“Le véritable problème vient de ces groupes d’extrémistes manipulés par la police politique. Notre ennemi c'est la police de Ben Ali qui a travaillé sur l’image de la femme comme 'faire valoir' démocratique et moderniste auprès de l'Occident. Tandis que mon intégrité a été violée” – dit encore Sihem - “ et cela, je l'ai subi de la part d'une dictature qui a proclamé avoir aimé les femmes”. Le deuxième volet de ces Printemps Arabes est celui de réseaux sociaux et des femmes qui, comme en Italie, ont énormément animé le débat sur le Web.
LA HUITIÈME PLAIE D’ÉGYPTE Nermeen Edrees,
jeune bloggeuse Egyptienne a été très engagée avec son blog lors de la révolution du Caire du 25 Janvier qui - souligne-t-elle : “a commencé lors des premières grèves et mouvements dans les années '90 et a fleuri ces derniers mois”. Nermeen grâce à son blog s'occupe énormément de cas de harcèlement sexuel: “Une véritable plaie, en Egypte” explique – t – elle “ qui atteint toutes les classes sociales de femmes, et qui est due à la frustration et à la pauvreté que le régime de Moubarak a toujours voulu nier. Ce qui importe maintenant c’est de convaincre les
Egyptiennes de reconnaître d'abord que cela leur arrive et ensuite de dénoncer ces cas de violences. Et grâce aux portables et au Web on leur a donné la chance de dénoncer”. Cela a, d'autre part, énormément à voir avec les droits humains qu'on ne pourrait jamais instaurer si cela continuait”. Mais en mettant en rapport ces Printemps Arabes et les réseaux sociaux il ne faut surtout pas croire que tout soit né grâce à l’Internet. Ce n'est pas du virtuel qui devient réalité, un passage qui semblerait appartenir à la propagande des vieux médias, mais il s'agit du contraire : c’est le réel qui devient aussi virtuel pour pouvoir continuer à partager des valeurs communes, à savoir la lutte contre la dictature. La vérité c'est que ces outils comme Twitter et Facebook ont permis de dire au monde ce qui se passait avec les mots des acteurs eux mêmes.

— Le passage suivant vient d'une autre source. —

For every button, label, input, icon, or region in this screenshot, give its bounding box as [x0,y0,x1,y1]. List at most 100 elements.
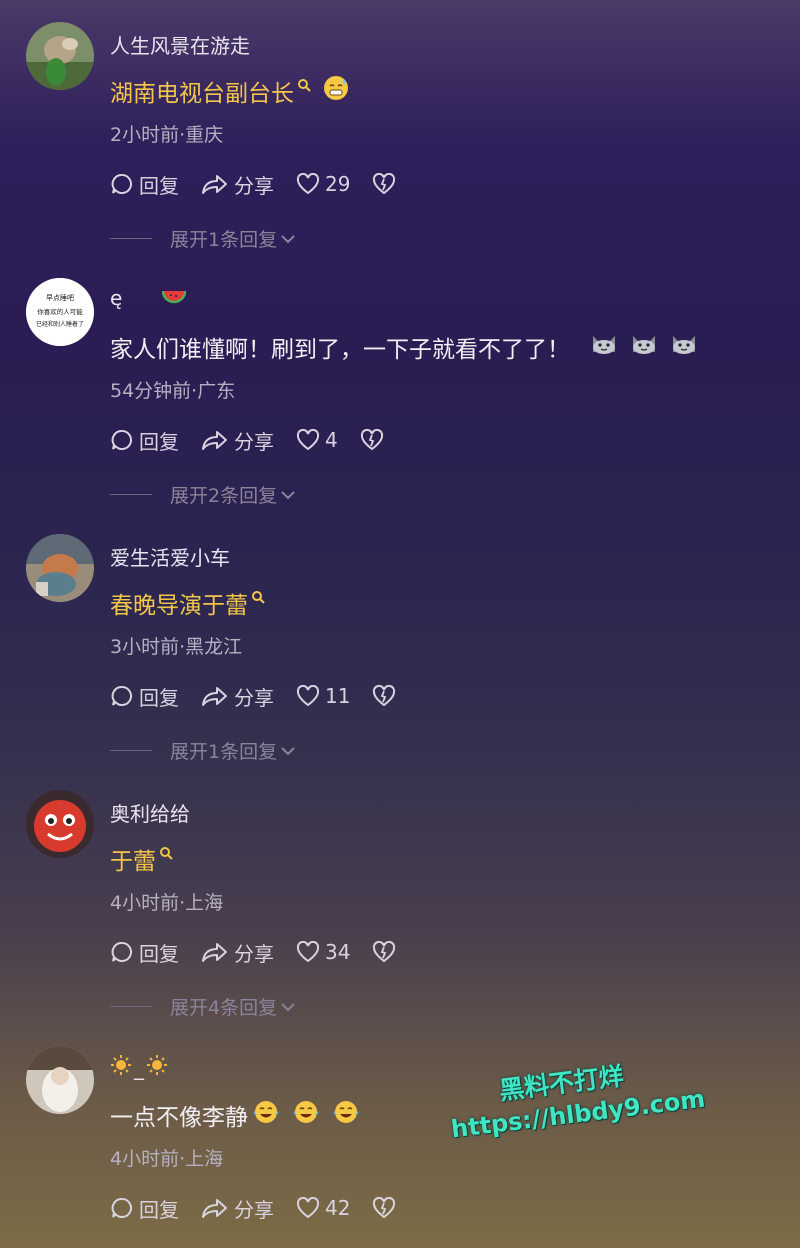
search-icon[interactable] [297,78,311,92]
dislike-button[interactable] [372,941,401,963]
like-button[interactable]: 11 [296,684,350,708]
dislike-button[interactable] [372,1197,401,1219]
action-bar: 回复 分享 29 [110,170,423,198]
username[interactable]: 人生风景在游走 [110,30,250,59]
reply-button[interactable]: 回复 [110,1194,179,1223]
timestamp-location: 54分钟前·广东 [110,380,236,402]
expand-replies[interactable]: 展开4条回复 [110,993,296,1020]
broken-heart-icon [360,429,383,451]
dislike-button[interactable] [372,173,401,195]
heart-icon [296,941,320,963]
mention-link[interactable]: 于蕾 [110,842,156,876]
like-count: 4 [325,428,338,452]
comment-item: 人生风景在游走 湖南电视台副台长 2小时前·重庆 回复 分享 29 展开1条回复 [0,0,800,256]
avatar[interactable] [26,534,94,602]
comment-text[interactable]: 湖南电视台副台长 [110,74,349,108]
mention-link[interactable]: 春晚导演于蕾 [110,586,248,620]
share-button[interactable]: 分享 [201,170,274,199]
timestamp-location: 2小时前·重庆 [110,124,224,146]
like-count: 11 [325,684,351,708]
cat-emoji [590,332,618,362]
comment-icon [111,1197,133,1218]
avatar[interactable] [26,1046,94,1114]
mention-link[interactable]: 湖南电视台副台长 [110,74,294,108]
share-button[interactable]: 分享 [201,426,274,455]
sun-emoji [110,1054,132,1081]
like-count: 34 [325,940,351,964]
share-button[interactable]: 分享 [201,938,274,967]
dislike-button[interactable] [372,685,401,707]
avatar[interactable]: 早点睡吧 你喜欢的人可能 已经和别人睡着了 [26,278,94,346]
search-icon[interactable] [159,846,173,860]
cat-emoji [670,332,698,362]
comment-icon [111,685,133,706]
action-bar: 回复 分享 42 [110,1194,423,1222]
share-icon [202,175,227,194]
comment-item: 爱生活爱小车 春晚导演于蕾 3小时前·黑龙江 回复 分享 11 展开1条回复 [0,512,800,768]
chevron-down-icon [281,490,295,499]
chevron-down-icon [281,746,295,755]
comment-text[interactable]: 春晚导演于蕾 [110,586,265,620]
broken-heart-icon [373,685,396,707]
divider [110,238,152,239]
laugh-cry-emoji [332,1099,360,1131]
laugh-cry-emoji [252,1099,280,1131]
expand-replies[interactable]: 展开1条回复 [110,737,296,764]
comment-icon [111,941,133,962]
avatar[interactable] [26,790,94,858]
chevron-down-icon [281,234,295,243]
like-button[interactable]: 4 [296,428,338,452]
avatar-caption: 你喜欢的人可能 [37,307,83,316]
search-icon[interactable] [251,590,265,604]
divider [110,750,152,751]
share-icon [202,943,227,962]
avatar-caption: 早点睡吧 [46,294,74,302]
share-icon [202,1199,227,1218]
share-button[interactable]: 分享 [201,1194,274,1223]
reply-button[interactable]: 回复 [110,426,179,455]
comment-item: 奥利给给 于蕾 4小时前·上海 回复 分享 34 展开4条回复 [0,768,800,1024]
expand-replies[interactable]: 展开1条回复 [110,225,296,252]
cat-emoji [630,332,658,362]
reply-button[interactable]: 回复 [110,170,179,199]
heart-icon [296,429,320,451]
broken-heart-icon [373,1197,396,1219]
broken-heart-icon [373,173,396,195]
action-bar: 回复 分享 34 [110,938,423,966]
broken-heart-icon [373,941,396,963]
comment-text[interactable]: 家人们谁懂啊！刷到了，一下子就看不了了！ [110,330,698,364]
comment-text[interactable]: 一点不像李静 [110,1098,360,1132]
share-icon [202,687,227,706]
action-bar: 回复 分享 11 [110,682,423,710]
username[interactable]: 爱生活爱小车 [110,542,230,571]
like-button[interactable]: 34 [296,940,350,964]
sweat-smile-emoji [323,75,349,107]
avatar[interactable] [26,22,94,90]
watermelon-emoji [162,286,187,310]
heart-icon [296,173,320,195]
timestamp-location: 4小时前·上海 [110,1148,224,1170]
like-button[interactable]: 42 [296,1196,350,1220]
like-button[interactable]: 29 [296,172,350,196]
comment-text[interactable]: 于蕾 [110,842,173,876]
expand-replies[interactable]: 展开2条回复 [110,481,296,508]
timestamp-location: 3小时前·黑龙江 [110,636,243,658]
chevron-down-icon [281,1002,295,1011]
comment-item: 早点睡吧 你喜欢的人可能 已经和别人睡着了 ę 家人们谁懂啊！刷到了，一下子就看… [0,256,800,512]
reply-button[interactable]: 回复 [110,938,179,967]
share-button[interactable]: 分享 [201,682,274,711]
comment-icon [111,173,133,194]
username[interactable]: _ [110,1054,168,1081]
heart-icon [296,685,320,707]
avatar-caption: 已经和别人睡着了 [36,320,84,328]
username[interactable]: 奥利给给 [110,798,190,827]
timestamp-location: 4小时前·上海 [110,892,224,914]
dislike-button[interactable] [360,429,389,451]
laugh-cry-emoji [292,1099,320,1131]
comment-icon [111,429,133,450]
reply-button[interactable]: 回复 [110,682,179,711]
username[interactable]: ę [110,286,187,310]
like-count: 42 [325,1196,351,1220]
share-icon [202,431,227,450]
sun-emoji [146,1054,168,1081]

AU SUD, BEAUCOUP DE NOUVEAU Carolina Popolani réalisatrice italo – syrienne qui en 2009 a tourné un documentaire au Caire intitulé Cairo down town. Elle a filmé l'usage des blogs par de jeunes Egyptiens bien avant la “place Tahrir”. Certains d'entre eux étaient prêts à perdre leur vie quitte à continuer à dénoncer les tortures, les censures, et les abus de pouvoir de Moubarak. Aucune nouvelle Constitution ne pourra être écrite sans les femmes et hommes de la place Tharir. “Les militants en ligne qui étaient à la fois manifestants et militants dans la vie réelle, ont dû affronter une myriade de défis, ils ont été traqués, menacés, et arrêtés. Ces révolutions ont été des révolutions du peuple, de gens qui voulaient faire entendre leurs voix en documentant leur lutte comme témoignage pour l'humanité” dit Amira Al Houssaini journaliste originaire du Bahreïn. Elle qui rappelle que “dans ces révolutions les femmes sont en train d'occuper une place, une “agora”, qui est une déclaration symbolique et politique à la fois. Femmes et hommes sont tous égaux dans cette lutte. Tous sont en train de demander des droits humains, démocratie et liberté de parole. Et la soumission des femmes aux hommes n'est pas liée à la religion mais à la faiblesse des hommes et à leurs problèmes psychologiques.” Photo amira de la vidéo Amira est la rédactrice en chef de
Global Voices Online pour le Moyen Orient. Elle a commencé sa carrière de journaliste dans son pays natal, dans un milieu qui n'était pas vraiment amical pour les femmes indépendantes. Elle décrit le fonctionnement de ces réseaux et le défi qu’ils lancent à l'hégémonie des médias classiques : “À Global Voices Online, environ 500 personnes travaillent à partir de leurs ordinateurs portables. Je peux travailler n'importe où il y a une connexion avec Internet. Nous faisons des synthèses des échanges que nous trouvons sur la toile. On les traduit de l'arabe vers l'anglais puis en 20 langues, français, allemand, hindi, bengalais, malgache, etc... Ainsi nous sommes en train de construire des ponts autour du monde. Avec Global Voices, je peux savoir ce qui se passe dans un village de Madagascar. Nous avons besoin d'écouter des voix différentes et de comprendre, nous devons être capables de respecter les autres même si nous ne sommes pas d'accord”. À la lumière de ces printemps, la modernité semble désormais venir du Sud. Comme s’il y avait eu une inversion des tendances.